You should use Composer rather than Chat. There's also an agent option there which may've worked better for one-shot.
Also, you can add docs in Cursor itself under Features in the settings.
can only use gpt4 or sonnet 3.5 in Composer
@ ah! Good to know, thanks. Wonder if that will change in the future.
Do you always have to scroll through the chat to find different code snippets and apply the individually one by one? Doesn't Cursor provide any better experience for dealing with this?
Instead of Chat, he could have used Composer, which will edit multiple files per prompt. All you have to is approve or reject the changes. Sometimes Composer updates files when you're not expecting it, and I often find myself telling it 'don't change anything' when iterating a strategy for building a feature. I probably could get the same result by switching to Chat, but Composer feels smarter, dunno if that's true. Anyone have thoughts on that?
You really should use the composer with the agent option enabled in Cursor.
Much better for tasks like the one you did in the video.

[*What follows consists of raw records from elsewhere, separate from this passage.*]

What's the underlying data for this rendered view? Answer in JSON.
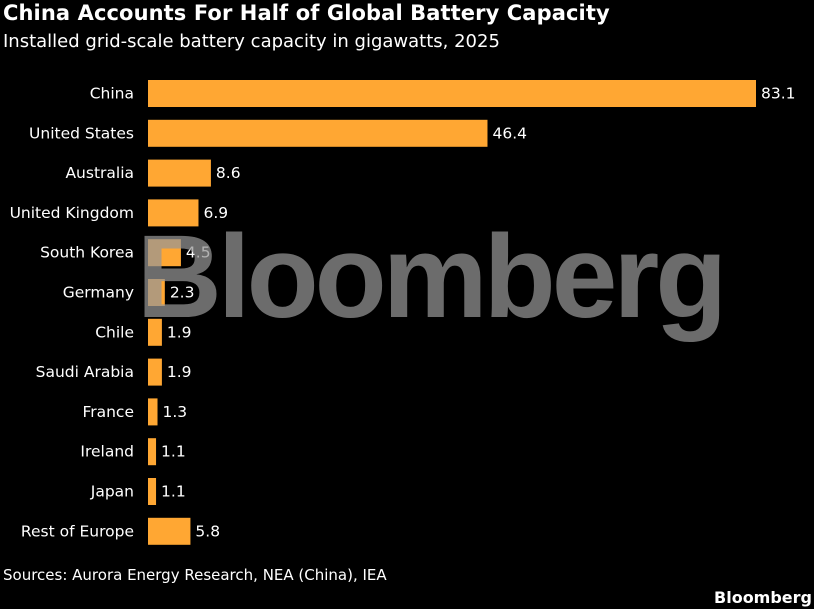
{
  "chart_data": {
    "type": "bar",
    "orientation": "horizontal",
    "title": "China Accounts For Half of Global Battery Capacity",
    "subtitle": "Installed grid-scale battery capacity in gigawatts, 2025",
    "categories": [
      "China",
      "United States",
      "Australia",
      "United Kingdom",
      "South Korea",
      "Germany",
      "Chile",
      "Saudi Arabia",
      "France",
      "Ireland",
      "Japan",
      "Rest of Europe"
    ],
    "values": [
      83.1,
      46.4,
      8.6,
      6.9,
      4.5,
      2.3,
      1.9,
      1.9,
      1.3,
      1.1,
      1.1,
      5.8
    ],
    "value_labels": [
      "83.1",
      "46.4",
      "8.6",
      "6.9",
      "4.5",
      "2.3",
      "1.9",
      "1.9",
      "1.3",
      "1.1",
      "1.1",
      "5.8"
    ],
    "xlim": [
      0,
      83.1
    ],
    "grid": false,
    "source": "Sources: Aurora Energy Research, NEA (China), IEA",
    "bar_color": "#ffa733",
    "background_color": "#000000",
    "text_color": "#ffffff"
  },
  "brand": "Bloomberg",
  "watermark": "Bloomberg"
}
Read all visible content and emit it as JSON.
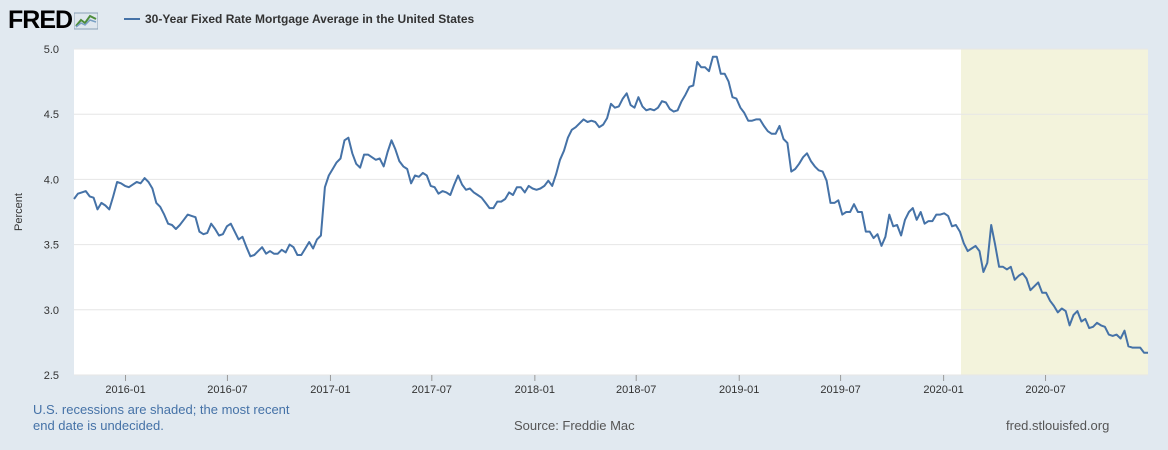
{
  "header": {
    "logo_text": "FRED",
    "legend_label": "30-Year Fixed Rate Mortgage Average in the United States"
  },
  "footer": {
    "note_line1": "U.S. recessions are shaded; the most recent",
    "note_line2": "end date is undecided.",
    "source": "Source: Freddie Mac",
    "url": "fred.stlouisfed.org"
  },
  "colors": {
    "line": "#4572a7",
    "recession": "#f3f3dc",
    "grid": "#e6e6e6",
    "plot_bg": "#ffffff"
  },
  "chart_data": {
    "type": "line",
    "title": "30-Year Fixed Rate Mortgage Average in the United States",
    "ylabel": "Percent",
    "xlabel": "",
    "ylim": [
      2.5,
      5.0
    ],
    "yticks": [
      2.5,
      3.0,
      3.5,
      4.0,
      4.5,
      5.0
    ],
    "xlim": [
      "2015-10-01",
      "2020-12-31"
    ],
    "xticks": [
      "2016-01",
      "2016-07",
      "2017-01",
      "2017-07",
      "2018-01",
      "2018-07",
      "2019-01",
      "2019-07",
      "2020-01",
      "2020-07"
    ],
    "recession": {
      "start": "2020-02-01",
      "end": "2020-12-31"
    },
    "series": [
      {
        "name": "30-Year Fixed Rate Mortgage Average in the United States",
        "points": [
          [
            "2015-10-01",
            3.85
          ],
          [
            "2015-10-08",
            3.89
          ],
          [
            "2015-10-15",
            3.9
          ],
          [
            "2015-10-22",
            3.91
          ],
          [
            "2015-10-29",
            3.87
          ],
          [
            "2015-11-05",
            3.86
          ],
          [
            "2015-11-12",
            3.77
          ],
          [
            "2015-11-19",
            3.82
          ],
          [
            "2015-11-26",
            3.8
          ],
          [
            "2015-12-03",
            3.77
          ],
          [
            "2015-12-10",
            3.87
          ],
          [
            "2015-12-17",
            3.98
          ],
          [
            "2015-12-24",
            3.97
          ],
          [
            "2015-12-31",
            3.95
          ],
          [
            "2016-01-07",
            3.94
          ],
          [
            "2016-01-14",
            3.96
          ],
          [
            "2016-01-21",
            3.98
          ],
          [
            "2016-01-28",
            3.97
          ],
          [
            "2016-02-04",
            4.01
          ],
          [
            "2016-02-11",
            3.98
          ],
          [
            "2016-02-18",
            3.93
          ],
          [
            "2016-02-25",
            3.82
          ],
          [
            "2016-03-03",
            3.79
          ],
          [
            "2016-03-10",
            3.73
          ],
          [
            "2016-03-17",
            3.66
          ],
          [
            "2016-03-24",
            3.65
          ],
          [
            "2016-03-31",
            3.62
          ],
          [
            "2016-04-07",
            3.65
          ],
          [
            "2016-04-14",
            3.69
          ],
          [
            "2016-04-21",
            3.73
          ],
          [
            "2016-04-28",
            3.72
          ],
          [
            "2016-05-05",
            3.71
          ],
          [
            "2016-05-12",
            3.6
          ],
          [
            "2016-05-19",
            3.58
          ],
          [
            "2016-05-26",
            3.59
          ],
          [
            "2016-06-02",
            3.66
          ],
          [
            "2016-06-09",
            3.62
          ],
          [
            "2016-06-16",
            3.57
          ],
          [
            "2016-06-23",
            3.58
          ],
          [
            "2016-06-30",
            3.64
          ],
          [
            "2016-07-07",
            3.66
          ],
          [
            "2016-07-14",
            3.6
          ],
          [
            "2016-07-21",
            3.54
          ],
          [
            "2016-07-28",
            3.56
          ],
          [
            "2016-08-04",
            3.48
          ],
          [
            "2016-08-11",
            3.41
          ],
          [
            "2016-08-18",
            3.42
          ],
          [
            "2016-08-25",
            3.45
          ],
          [
            "2016-09-01",
            3.48
          ],
          [
            "2016-09-08",
            3.43
          ],
          [
            "2016-09-15",
            3.45
          ],
          [
            "2016-09-22",
            3.43
          ],
          [
            "2016-09-29",
            3.43
          ],
          [
            "2016-10-06",
            3.46
          ],
          [
            "2016-10-13",
            3.44
          ],
          [
            "2016-10-20",
            3.5
          ],
          [
            "2016-10-27",
            3.48
          ],
          [
            "2016-11-03",
            3.42
          ],
          [
            "2016-11-10",
            3.42
          ],
          [
            "2016-11-17",
            3.47
          ],
          [
            "2016-11-24",
            3.52
          ],
          [
            "2016-12-01",
            3.47
          ],
          [
            "2016-12-08",
            3.54
          ],
          [
            "2016-12-15",
            3.57
          ],
          [
            "2016-12-22",
            3.94
          ],
          [
            "2016-12-29",
            4.03
          ],
          [
            "2017-01-05",
            4.08
          ],
          [
            "2017-01-12",
            4.13
          ],
          [
            "2017-01-19",
            4.16
          ],
          [
            "2017-01-26",
            4.3
          ],
          [
            "2017-02-02",
            4.32
          ],
          [
            "2017-02-09",
            4.2
          ],
          [
            "2017-02-16",
            4.12
          ],
          [
            "2017-02-23",
            4.09
          ],
          [
            "2017-03-02",
            4.19
          ],
          [
            "2017-03-09",
            4.19
          ],
          [
            "2017-03-16",
            4.17
          ],
          [
            "2017-03-23",
            4.15
          ],
          [
            "2017-03-30",
            4.16
          ],
          [
            "2017-04-06",
            4.1
          ],
          [
            "2017-04-13",
            4.21
          ],
          [
            "2017-04-20",
            4.3
          ],
          [
            "2017-04-27",
            4.23
          ],
          [
            "2017-05-04",
            4.14
          ],
          [
            "2017-05-11",
            4.1
          ],
          [
            "2017-05-18",
            4.08
          ],
          [
            "2017-05-25",
            3.97
          ],
          [
            "2017-06-01",
            4.03
          ],
          [
            "2017-06-08",
            4.02
          ],
          [
            "2017-06-15",
            4.05
          ],
          [
            "2017-06-22",
            4.03
          ],
          [
            "2017-06-29",
            3.95
          ],
          [
            "2017-07-06",
            3.94
          ],
          [
            "2017-07-13",
            3.89
          ],
          [
            "2017-07-20",
            3.91
          ],
          [
            "2017-07-27",
            3.9
          ],
          [
            "2017-08-03",
            3.88
          ],
          [
            "2017-08-10",
            3.96
          ],
          [
            "2017-08-17",
            4.03
          ],
          [
            "2017-08-24",
            3.96
          ],
          [
            "2017-08-31",
            3.92
          ],
          [
            "2017-09-07",
            3.93
          ],
          [
            "2017-09-14",
            3.9
          ],
          [
            "2017-09-21",
            3.88
          ],
          [
            "2017-09-28",
            3.86
          ],
          [
            "2017-10-05",
            3.82
          ],
          [
            "2017-10-12",
            3.78
          ],
          [
            "2017-10-19",
            3.78
          ],
          [
            "2017-10-26",
            3.83
          ],
          [
            "2017-11-02",
            3.83
          ],
          [
            "2017-11-09",
            3.85
          ],
          [
            "2017-11-16",
            3.9
          ],
          [
            "2017-11-23",
            3.88
          ],
          [
            "2017-11-30",
            3.94
          ],
          [
            "2017-12-07",
            3.94
          ],
          [
            "2017-12-14",
            3.9
          ],
          [
            "2017-12-21",
            3.95
          ],
          [
            "2017-12-28",
            3.93
          ],
          [
            "2018-01-04",
            3.92
          ],
          [
            "2018-01-11",
            3.93
          ],
          [
            "2018-01-18",
            3.95
          ],
          [
            "2018-01-25",
            3.99
          ],
          [
            "2018-02-01",
            3.95
          ],
          [
            "2018-02-08",
            4.04
          ],
          [
            "2018-02-15",
            4.15
          ],
          [
            "2018-02-22",
            4.22
          ],
          [
            "2018-03-01",
            4.32
          ],
          [
            "2018-03-08",
            4.38
          ],
          [
            "2018-03-15",
            4.4
          ],
          [
            "2018-03-22",
            4.43
          ],
          [
            "2018-03-29",
            4.46
          ],
          [
            "2018-04-05",
            4.44
          ],
          [
            "2018-04-12",
            4.45
          ],
          [
            "2018-04-19",
            4.44
          ],
          [
            "2018-04-26",
            4.4
          ],
          [
            "2018-05-03",
            4.42
          ],
          [
            "2018-05-10",
            4.47
          ],
          [
            "2018-05-17",
            4.58
          ],
          [
            "2018-05-24",
            4.55
          ],
          [
            "2018-05-31",
            4.56
          ],
          [
            "2018-06-07",
            4.62
          ],
          [
            "2018-06-14",
            4.66
          ],
          [
            "2018-06-21",
            4.57
          ],
          [
            "2018-06-28",
            4.55
          ],
          [
            "2018-07-05",
            4.63
          ],
          [
            "2018-07-12",
            4.56
          ],
          [
            "2018-07-19",
            4.53
          ],
          [
            "2018-07-26",
            4.54
          ],
          [
            "2018-08-02",
            4.53
          ],
          [
            "2018-08-09",
            4.55
          ],
          [
            "2018-08-16",
            4.6
          ],
          [
            "2018-08-23",
            4.59
          ],
          [
            "2018-08-30",
            4.54
          ],
          [
            "2018-09-06",
            4.52
          ],
          [
            "2018-09-13",
            4.53
          ],
          [
            "2018-09-20",
            4.6
          ],
          [
            "2018-09-27",
            4.65
          ],
          [
            "2018-10-04",
            4.71
          ],
          [
            "2018-10-11",
            4.72
          ],
          [
            "2018-10-18",
            4.9
          ],
          [
            "2018-10-25",
            4.86
          ],
          [
            "2018-11-01",
            4.86
          ],
          [
            "2018-11-08",
            4.83
          ],
          [
            "2018-11-15",
            4.94
          ],
          [
            "2018-11-22",
            4.94
          ],
          [
            "2018-11-29",
            4.81
          ],
          [
            "2018-12-06",
            4.81
          ],
          [
            "2018-12-13",
            4.75
          ],
          [
            "2018-12-20",
            4.63
          ],
          [
            "2018-12-27",
            4.62
          ],
          [
            "2019-01-03",
            4.55
          ],
          [
            "2019-01-10",
            4.51
          ],
          [
            "2019-01-17",
            4.45
          ],
          [
            "2019-01-24",
            4.45
          ],
          [
            "2019-01-31",
            4.46
          ],
          [
            "2019-02-07",
            4.46
          ],
          [
            "2019-02-14",
            4.41
          ],
          [
            "2019-02-21",
            4.37
          ],
          [
            "2019-02-28",
            4.35
          ],
          [
            "2019-03-07",
            4.35
          ],
          [
            "2019-03-14",
            4.41
          ],
          [
            "2019-03-21",
            4.31
          ],
          [
            "2019-03-28",
            4.28
          ],
          [
            "2019-04-04",
            4.06
          ],
          [
            "2019-04-11",
            4.08
          ],
          [
            "2019-04-18",
            4.12
          ],
          [
            "2019-04-25",
            4.17
          ],
          [
            "2019-05-02",
            4.2
          ],
          [
            "2019-05-09",
            4.14
          ],
          [
            "2019-05-16",
            4.1
          ],
          [
            "2019-05-23",
            4.07
          ],
          [
            "2019-05-30",
            4.06
          ],
          [
            "2019-06-06",
            3.99
          ],
          [
            "2019-06-13",
            3.82
          ],
          [
            "2019-06-20",
            3.82
          ],
          [
            "2019-06-27",
            3.84
          ],
          [
            "2019-07-04",
            3.73
          ],
          [
            "2019-07-11",
            3.75
          ],
          [
            "2019-07-18",
            3.75
          ],
          [
            "2019-07-25",
            3.81
          ],
          [
            "2019-08-01",
            3.75
          ],
          [
            "2019-08-08",
            3.75
          ],
          [
            "2019-08-15",
            3.6
          ],
          [
            "2019-08-22",
            3.6
          ],
          [
            "2019-08-29",
            3.55
          ],
          [
            "2019-09-05",
            3.58
          ],
          [
            "2019-09-12",
            3.49
          ],
          [
            "2019-09-19",
            3.56
          ],
          [
            "2019-09-26",
            3.73
          ],
          [
            "2019-10-03",
            3.64
          ],
          [
            "2019-10-10",
            3.65
          ],
          [
            "2019-10-17",
            3.57
          ],
          [
            "2019-10-24",
            3.69
          ],
          [
            "2019-10-31",
            3.75
          ],
          [
            "2019-11-07",
            3.78
          ],
          [
            "2019-11-14",
            3.69
          ],
          [
            "2019-11-21",
            3.75
          ],
          [
            "2019-11-28",
            3.66
          ],
          [
            "2019-12-05",
            3.68
          ],
          [
            "2019-12-12",
            3.68
          ],
          [
            "2019-12-19",
            3.73
          ],
          [
            "2019-12-26",
            3.73
          ],
          [
            "2020-01-02",
            3.74
          ],
          [
            "2020-01-09",
            3.72
          ],
          [
            "2020-01-16",
            3.64
          ],
          [
            "2020-01-23",
            3.65
          ],
          [
            "2020-01-30",
            3.6
          ],
          [
            "2020-02-06",
            3.51
          ],
          [
            "2020-02-13",
            3.45
          ],
          [
            "2020-02-20",
            3.47
          ],
          [
            "2020-02-27",
            3.49
          ],
          [
            "2020-03-05",
            3.45
          ],
          [
            "2020-03-12",
            3.29
          ],
          [
            "2020-03-19",
            3.36
          ],
          [
            "2020-03-26",
            3.65
          ],
          [
            "2020-04-02",
            3.5
          ],
          [
            "2020-04-09",
            3.33
          ],
          [
            "2020-04-16",
            3.33
          ],
          [
            "2020-04-23",
            3.31
          ],
          [
            "2020-04-30",
            3.33
          ],
          [
            "2020-05-07",
            3.23
          ],
          [
            "2020-05-14",
            3.26
          ],
          [
            "2020-05-21",
            3.28
          ],
          [
            "2020-05-28",
            3.24
          ],
          [
            "2020-06-04",
            3.15
          ],
          [
            "2020-06-11",
            3.18
          ],
          [
            "2020-06-18",
            3.21
          ],
          [
            "2020-06-25",
            3.13
          ],
          [
            "2020-07-02",
            3.13
          ],
          [
            "2020-07-09",
            3.07
          ],
          [
            "2020-07-16",
            3.03
          ],
          [
            "2020-07-23",
            2.98
          ],
          [
            "2020-07-30",
            3.01
          ],
          [
            "2020-08-06",
            2.99
          ],
          [
            "2020-08-13",
            2.88
          ],
          [
            "2020-08-20",
            2.96
          ],
          [
            "2020-08-27",
            2.99
          ],
          [
            "2020-09-03",
            2.91
          ],
          [
            "2020-09-10",
            2.93
          ],
          [
            "2020-09-17",
            2.86
          ],
          [
            "2020-09-24",
            2.87
          ],
          [
            "2020-10-01",
            2.9
          ],
          [
            "2020-10-08",
            2.88
          ],
          [
            "2020-10-15",
            2.87
          ],
          [
            "2020-10-22",
            2.81
          ],
          [
            "2020-10-29",
            2.8
          ],
          [
            "2020-11-05",
            2.81
          ],
          [
            "2020-11-12",
            2.78
          ],
          [
            "2020-11-19",
            2.84
          ],
          [
            "2020-11-26",
            2.72
          ],
          [
            "2020-12-03",
            2.71
          ],
          [
            "2020-12-10",
            2.71
          ],
          [
            "2020-12-17",
            2.71
          ],
          [
            "2020-12-24",
            2.67
          ],
          [
            "2020-12-31",
            2.67
          ]
        ]
      }
    ]
  }
}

isn't o1 like super expensive?
It's following cursor rules much better than any other model. But cost is high. It's easy 10$/ day
Do you know that you can just paste the URL of the website in the cursor chat? No need to copy the entire content over.
thanks. was this costly?
Does anyone know whether o1 pro mode also will be available through the API and if so how much Cursor might charge for it?
Kris I do not have access as well - Maybe because we are from EU.
i have the o1 model available in the models options. i am from germany
@@superlama6452 Woke regulators are going to keep you away from innovation. Bring the change.
@@multi_variate Define woke?
Is cursor much better than just VS code with roo-cline
For example with roo-cline you can connect an Obsidian MCP so it can search and take in knowledge during its work
You know I really liked the idea of Claude, and I even coded with it for a time. But holy shit, their business model is annoying as hell within the actual Claude app. Even as a paying customer I had a limit per chat. Meaning I’d get really far into a project, get a cutoff mid-project, and have to start a new conversation with zero context.
I use chats as projects. Funnel my entire limit into one chat for Pete’s sake.
thats impressive
I think it would be better to use sonnet on a regular basis and solve the harder problems with o1 otherwise your waller is gonna be broken 😂😂
Amazing
You’re all doing AI coding completely wrong! 😂😂😂😂
Please, add arabic to audio track.
All ai are useless just for boilerplate
If one that train with an open source repo then u will get these type of ai
dev u will get what I'm saying if ur not copy-paste
Just for boiler plate doesn't sound useless, boilerplates are very useful.